Depuis le début de ce siècle, de nouvelles et surprenantes découvertes sont venues bousculer tous les dogmes de la biologie et sans cesse repousser les limites de la conception et de la définition que nous nous faisions du vivant, tant dans ses formes que dans son évolution. Il est impossible ici de relater l’ensemble de ces avancées, mais certaines méritent d’être rappelées. En 2006, la découverte de la bactérie Carsonella rudii, ne comportant que 182 gènes, a remis en cause un dogme qui fixait à au moins 200 le nombre théorique minimal de gènes qu'une bactérie devait posséder pour être autonome.

En février 2020, la découverte d'une famille inconnue de bactériophages (des virus qui infectent les bactéries) possédant des gènes que l'on pensait réservés aux bactéries a fait l'effet d'un coup de tonnerre dans le monde de la biologie.  Des chercheurs de l’Université de Californie à Berkeley (États-Unis), ont découvert de nouveaux groupes entiers de bactériophages géants, comportant jusqu’à 351 séquences de gènes, codant des protéines et des ribosomes. Le plus grand de ces nouveaux phages découverts n’avait pas moins de 735 000 bases d’ADN, soit 15 fois plus que les autres phages connus. La connaissance de ces phages est un enjeu scientifique et médical majeur, car ils sont capables de transférer les gènes des toxines bactériennes et de résistance aux antibiotiques entre bactéries pathogènes (Voir UC Berkeley).

Baptisés "huge phages", cette nouvelle famille de micro-organismes est déroutante et échappe aux classifications admises du vivant. Ces phages ne sont pas les virus les plus gros, qui restent les virus géants (comme le gigantesque et incroyable Pandoravirus, découvert par des chercheurs français en Australie et au Chili en 2013, qui fait plus d’un micromètre de long et compte 2500 gènes), mais de petits virus avec de gros génomes, contenant de nombreux gènes, ce qui brouille encore un peu plus les limites entre la vie et la non-vie.

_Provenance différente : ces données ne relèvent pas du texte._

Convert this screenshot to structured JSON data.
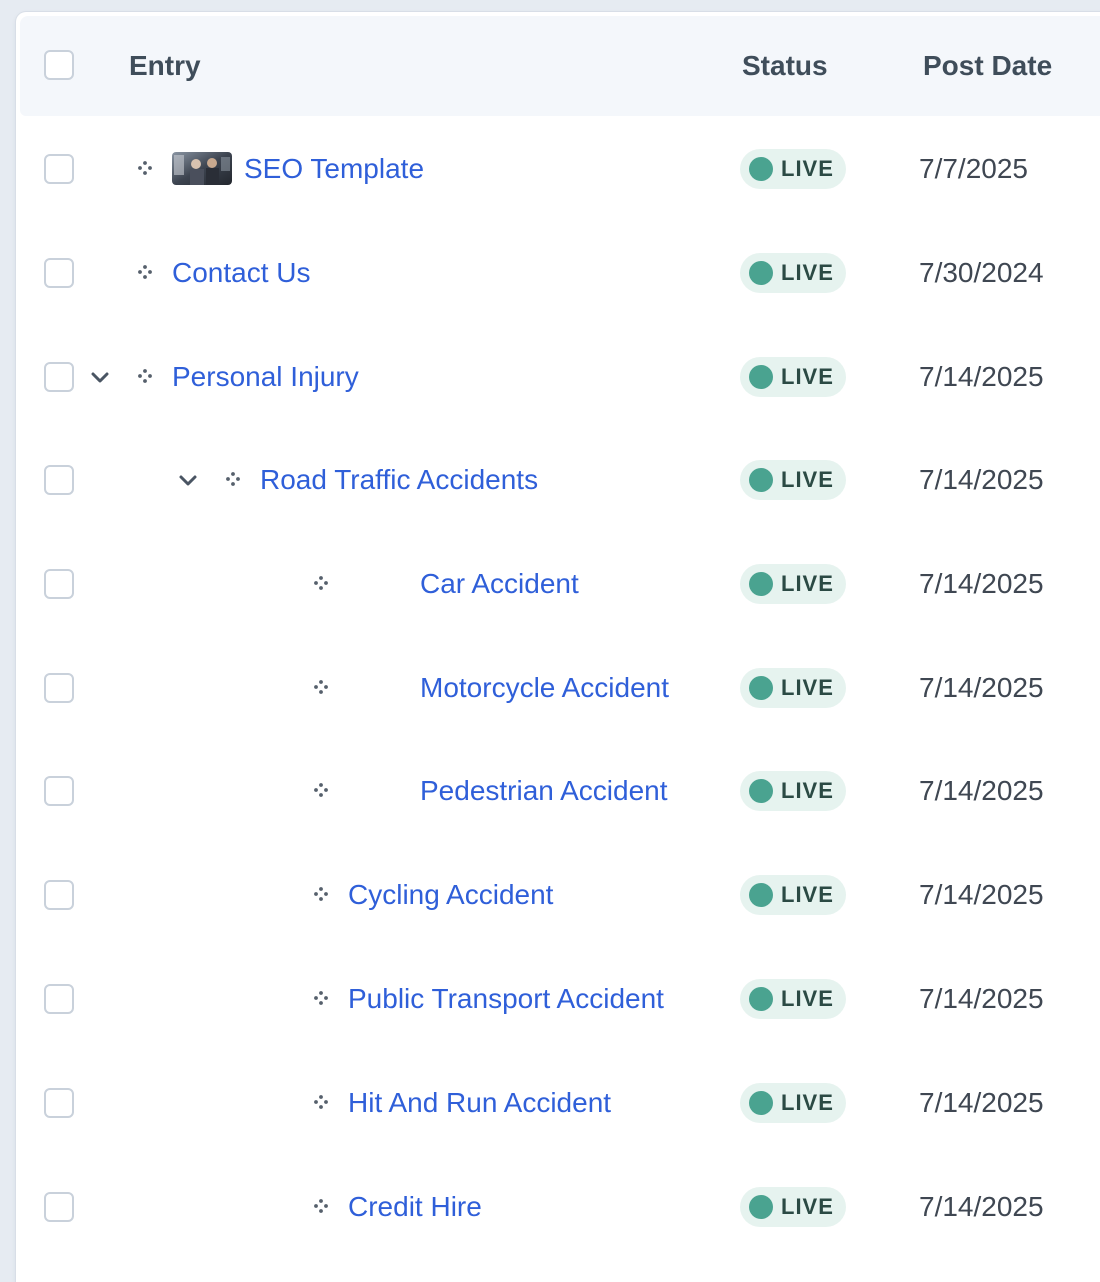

Commentant ces découvertes, le biologiste moléculaire et professeur à AgroParisTech, Thomas Heams, auteur de l’essai "Infravies, le vivant sans frontières", souligne qu’il faut à présent changer notre regard sur le vivant et considérer la vie comme un continuum, dont les frontières précises sont mouvantes et imprécises, et qui évolue, de façon non linéaire, du minéral à l’organisme complexe, dans un jeu subtil d’interactions et rétroactions avec l’environnement.

Thomas Heams prend l’exemple du métabolisme, une propriété considérée comme fondamentale pour un être vivant. Il souligne que ce métabolisme ne concerne qu'une étape du cycle viral, celle des virions, forme inerte du virus. Mais lorsque ces virions prennent le contrôle d'une cellule et détournent son métabolisme à leur profit, ils s’intègrent à celle-ci, au point d’en devenir une composante à part entière. On peut donc dire que les virus sont des entités qui, par nature, alternent des phases de vie et de non-vie. Ce chercheur souligne également que, comme l’avait d’ailleurs bien pressenti Darwin, l’évolution du vivant va généralement dans le sens d’une complexité accrue, mais peut également, sous la pression du milieu, aller dans l’autre sens, celui d’une simplification.

Un bel exemple de cette évolution « à l’envers » est fourni par la bactérie Carsonella rudii, qui a colonisé des cellules d'insecte qui remplissent à sa place certaines de ses fonctions. De ce fait, cette bactérie a évolué en se débarrassant de nombreux gènes devenus inutiles. Cet exemple remarquable montre clairement que l’évolution privilégie toujours la capacité d’adaptabilité au milieu et de survie, et qu’elle sait employer toutes les voies possibles pour y parvenir, que ces chemins passent par une plus grande complexité, ou, au contraire, par une simplification salutaire.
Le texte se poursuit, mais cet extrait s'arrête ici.